Survey assesses life quality for adults with strabismus

Article

A 20-item questionnaire is expected to be useful for evaluating the health-related quality of life of adults with strabismus and practical application in a clinical setting. The patient-derived questionnaire assesses both psychosocial and functional aspects of strabismus.

Key Points

"Strabismus can affect both social and emotional functioning in adults, and strabismus management often aims to address these and other effects of strabismus on quality of life," said Hatt, a research orthoptist, Department of Ophthalmology, Mayo Clinic College of Medicine, Rochester, MN. "Yet, formal assessment of the quality of life aspect of strabismus in adults is rarely performed in the clinical setting. So we aim to develop and validate a health-related QOL questionnaire for adults with strabismus."

The team developing the questionnaire had several objectives in mind, Hatt said.

The process began with interviews of adults with strabismus to derive specific concerns regarding quality of life. Each concern identified was converted into a question. The individual interviews with 30 patients resulted in 181 questions. Next, the team asked 29 patients to complete the preliminary 181-item questionnaire as a first step toward reducing it to a more manageable number of core questions.

A study on the first phase of development of the questionnaire was published in November 2007 in the American Journal of Ophthalmology.

The 29 patients were asked to rate each question as never, rarely, sometimes, often, always, or not applicable. Item reduction criteria then were applied, such as identifying questions to which more than 10% of the responses were "not applicable." These questions were deleted. The reviewers also removed questions to which more than 80% of the responses were "rarely" or "never"-indicating that quality of life in those areas was good.

Patients also were invited to comment on the wording and clarity of the questions, and any item that had one or more negative comments was excluded. Any question that would become inapplicable after intervention also was removed, as were any that might seem discriminatory in terms of socioeconomic status, education, or cultural background. Lastly, any questions that were more descriptive of symptoms than quality of life were removed, resulting in a reduction from 181 to 49 items.

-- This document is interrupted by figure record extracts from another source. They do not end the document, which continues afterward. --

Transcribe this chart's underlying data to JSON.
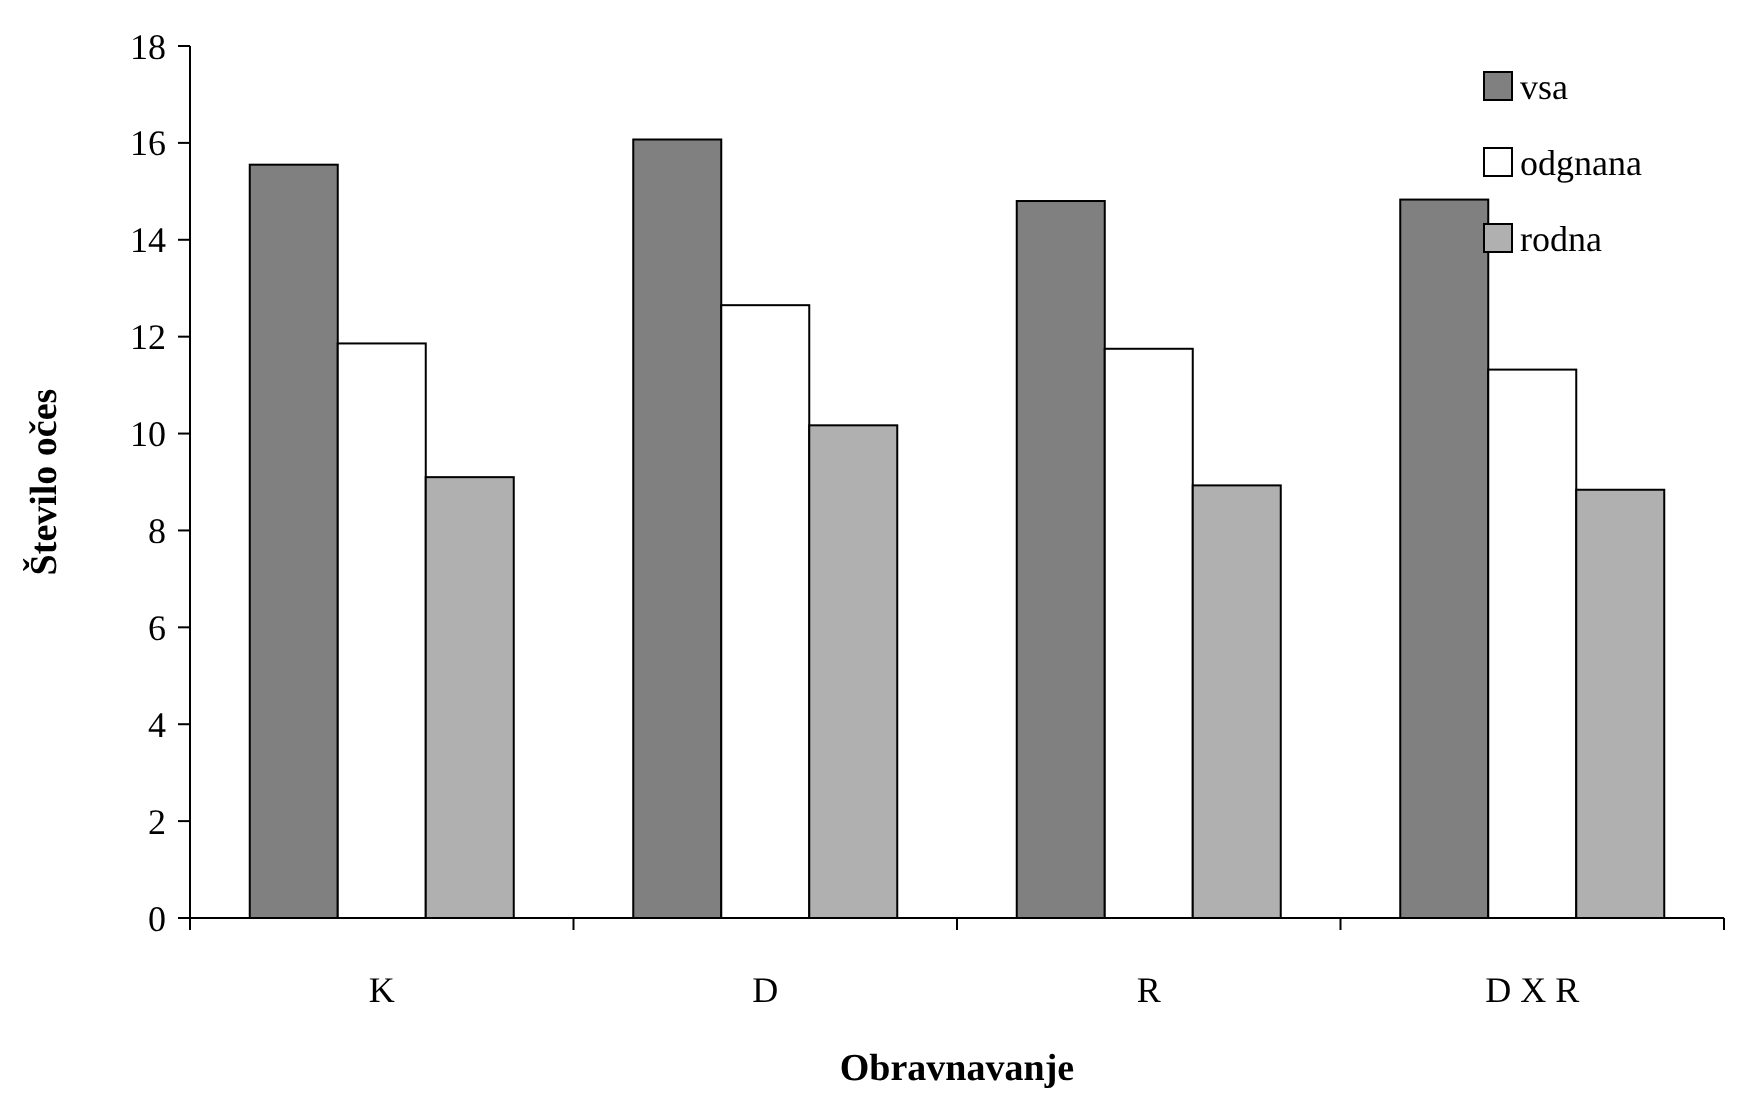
{
  "chart_data": {
    "type": "bar",
    "xlabel": "Obravnavanje",
    "ylabel": "Število očes",
    "categories": [
      "K",
      "D",
      "R",
      "D X R"
    ],
    "series": [
      {
        "name": "vsa",
        "color": "#808080",
        "values": [
          15.55,
          16.07,
          14.8,
          14.83
        ]
      },
      {
        "name": "odgnana",
        "color": "#ffffff",
        "values": [
          11.86,
          12.65,
          11.75,
          11.32
        ]
      },
      {
        "name": "rodna",
        "color": "#b0b0b0",
        "values": [
          9.1,
          10.17,
          8.93,
          8.84
        ]
      }
    ],
    "ylim": [
      0,
      18
    ],
    "yticks": [
      0,
      2,
      4,
      6,
      8,
      10,
      12,
      14,
      16,
      18
    ],
    "grid": false,
    "legend": "top right"
  }
}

To assess the validity of the AS-20, researchers asked adults with strabismus (n = 32), subjects with normal vision (n = 13), and subjects with other eye diseases (n = 18) to complete the questionnaire. The team calculated a mean score for each participant, an overall score for all 20 items, and a score for each subscale. The range was from 0 (the worst quality of life) to 100 (the best quality of life). The median, overall, and subscale scores were compared for each of the three subject groups.

In the strabismus group, 22 patients had diplopia, whereas 10 did not. The group included patients with a wide range of diagnoses, such as incomitant and concomitant forms of strabismus. The median age was 46.5 years.